Miran’s plan involves pressuring trade partners to devalue their currencies, thereby boosting the competitiveness of US manufacturing. As this plan was first discussed at Trump’s estate, it’s been dubbed the “Mar-a-Lago Accord.”
It harkens back to the 1985 Plaza Accord between the US, Japan, Germany, the UK, and France, where these nations were pressured to devalue their currencies. Although the US hoped this would reduce its trade deficit, it didn’t. Meanwhile, Japan’s attempt to devalue the yen by offloading dollar assets led to economic overheating. The resulting stock and property bubbles burst, triggering a prolonged stagnation that still reverberates today.
Forty years later, especially with Trump wielding the tariff stick against allies, such an agreement seems impossible.
In practice, since Trump took office and implemented his policies, the dollar has lost about 12% of its value against the euro. This has had a greater effect on US trade deficits than tariffs, making imports more expensive and exports cheaper. In contrast, tariffs, unless met with retaliation, only deter imports without affecting exports.
CHINA’S RISE
So, what causes the US’s chronic trade deficits? Can tariffs solve this problem? Let’s hand over the floor to Marxist economist Michael Roberts at this point. He explains that under capitalism, trade and capital account imbalances don’t arise because a more productive economy forces a less productive one to run deficits, but because capitalism is a system based on uneven and combined development. In such an environment, low-cost national economies gain an advantage over those less active in international trade.
What worries American capitalists is not that surplus countries force them to print more dollars.

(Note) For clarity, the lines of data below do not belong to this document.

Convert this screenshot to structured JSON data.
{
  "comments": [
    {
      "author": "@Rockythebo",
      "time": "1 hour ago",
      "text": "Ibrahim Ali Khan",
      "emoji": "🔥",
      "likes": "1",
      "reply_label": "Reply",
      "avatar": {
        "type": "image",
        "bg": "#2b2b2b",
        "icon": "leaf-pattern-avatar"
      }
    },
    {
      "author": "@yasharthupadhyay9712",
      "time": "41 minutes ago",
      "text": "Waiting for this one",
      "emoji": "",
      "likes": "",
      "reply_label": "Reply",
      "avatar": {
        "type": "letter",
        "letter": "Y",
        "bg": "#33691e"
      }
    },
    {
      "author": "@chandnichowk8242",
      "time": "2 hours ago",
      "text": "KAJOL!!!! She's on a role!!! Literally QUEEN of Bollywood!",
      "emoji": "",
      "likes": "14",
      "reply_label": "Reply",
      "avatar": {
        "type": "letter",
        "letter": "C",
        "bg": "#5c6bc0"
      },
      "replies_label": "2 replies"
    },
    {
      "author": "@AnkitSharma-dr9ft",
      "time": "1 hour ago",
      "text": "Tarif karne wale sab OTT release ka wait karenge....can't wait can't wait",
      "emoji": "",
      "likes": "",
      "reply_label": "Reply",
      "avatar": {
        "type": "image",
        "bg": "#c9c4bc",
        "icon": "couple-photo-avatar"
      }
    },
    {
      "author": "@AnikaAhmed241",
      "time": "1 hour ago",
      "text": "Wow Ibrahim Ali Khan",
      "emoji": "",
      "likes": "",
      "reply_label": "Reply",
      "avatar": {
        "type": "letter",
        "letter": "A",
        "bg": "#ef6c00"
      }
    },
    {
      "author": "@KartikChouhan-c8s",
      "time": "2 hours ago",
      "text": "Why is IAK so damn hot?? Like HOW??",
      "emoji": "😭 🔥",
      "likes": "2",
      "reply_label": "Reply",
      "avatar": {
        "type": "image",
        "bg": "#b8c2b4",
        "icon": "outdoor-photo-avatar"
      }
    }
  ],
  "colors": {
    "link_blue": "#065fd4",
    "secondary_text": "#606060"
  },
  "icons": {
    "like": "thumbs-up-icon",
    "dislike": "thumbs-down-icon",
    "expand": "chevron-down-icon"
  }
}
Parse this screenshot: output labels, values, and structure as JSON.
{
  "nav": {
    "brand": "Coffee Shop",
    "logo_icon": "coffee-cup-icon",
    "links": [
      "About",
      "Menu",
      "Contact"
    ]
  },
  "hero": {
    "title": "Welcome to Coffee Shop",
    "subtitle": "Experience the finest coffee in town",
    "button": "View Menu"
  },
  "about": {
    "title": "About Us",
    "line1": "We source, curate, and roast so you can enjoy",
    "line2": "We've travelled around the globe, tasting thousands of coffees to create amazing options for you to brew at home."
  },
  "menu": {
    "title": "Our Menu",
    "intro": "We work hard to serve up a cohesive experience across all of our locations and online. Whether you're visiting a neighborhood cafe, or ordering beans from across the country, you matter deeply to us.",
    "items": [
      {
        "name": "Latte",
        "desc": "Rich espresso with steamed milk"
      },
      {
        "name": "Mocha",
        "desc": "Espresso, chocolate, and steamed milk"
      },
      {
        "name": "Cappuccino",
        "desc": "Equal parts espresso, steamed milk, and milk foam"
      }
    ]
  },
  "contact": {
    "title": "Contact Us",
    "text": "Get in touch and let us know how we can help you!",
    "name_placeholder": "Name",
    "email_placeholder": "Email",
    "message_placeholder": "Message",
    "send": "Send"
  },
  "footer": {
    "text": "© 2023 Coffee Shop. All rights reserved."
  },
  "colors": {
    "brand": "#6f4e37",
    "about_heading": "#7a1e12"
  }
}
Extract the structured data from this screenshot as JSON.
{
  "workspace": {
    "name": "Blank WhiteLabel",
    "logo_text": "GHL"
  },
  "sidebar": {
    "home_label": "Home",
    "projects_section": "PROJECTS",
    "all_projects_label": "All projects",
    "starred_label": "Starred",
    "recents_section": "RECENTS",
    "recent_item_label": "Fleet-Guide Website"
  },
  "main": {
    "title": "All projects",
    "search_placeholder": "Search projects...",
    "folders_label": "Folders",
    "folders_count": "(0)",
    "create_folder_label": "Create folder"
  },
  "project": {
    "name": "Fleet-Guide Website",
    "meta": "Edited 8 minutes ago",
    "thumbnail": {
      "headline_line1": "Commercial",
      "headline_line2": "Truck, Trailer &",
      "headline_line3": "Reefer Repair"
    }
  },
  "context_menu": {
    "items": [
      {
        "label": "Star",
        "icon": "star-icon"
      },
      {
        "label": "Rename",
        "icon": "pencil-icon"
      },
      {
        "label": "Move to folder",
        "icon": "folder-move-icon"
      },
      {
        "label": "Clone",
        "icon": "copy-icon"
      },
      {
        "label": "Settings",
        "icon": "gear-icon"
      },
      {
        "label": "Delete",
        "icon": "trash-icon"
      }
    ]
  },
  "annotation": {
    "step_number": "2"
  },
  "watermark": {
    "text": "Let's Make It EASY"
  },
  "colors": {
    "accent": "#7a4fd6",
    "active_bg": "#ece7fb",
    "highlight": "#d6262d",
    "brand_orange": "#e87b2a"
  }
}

It’s that China is closing the gap with the US in productivity and technology and posing a threat to its economic hegemony. (Tariffs, Triffin and the dollar, 14.04.2025, Michael Roberts blog)
Back when the dollar gained its reserve currency status after 1944, the US was the world’s largest economic and military power, and a staunch defender of free trade. Today, the US has abandoned these principles and, as a result, has also lost ideological credibility. However, no power has yet emerged that can truly challenge the dollar’s dominance.
China, due to its capital controls and the yuan’s lack of full convertibility, is not a viable candidate to replace the dollar. As for the EU, it faces its own chronic problems and lacks a unified capital market. Struggling with stagnation and relying on trade surpluses to cope, it’s also unable to provide sufficient global liquidity. Countries like Switzerland or Australia, with relatively small economies, don’t have the potential to fill this gap either.
For these reasons, there seems to be no alternative poised to dethrone the dollar in the short term. However, just as the world has become multipolar and fragmented along geopolitical fault lines, a similar trend may manifest in currency markets: regions of multiple sovereignties led by different dominant currencies, with alternative payment systems emerging.
Note: This text has been translated from the original Turkish version titled Doların hegemonyası sona mı eriyor?, published in BirGün newspaper on April 22, 2025.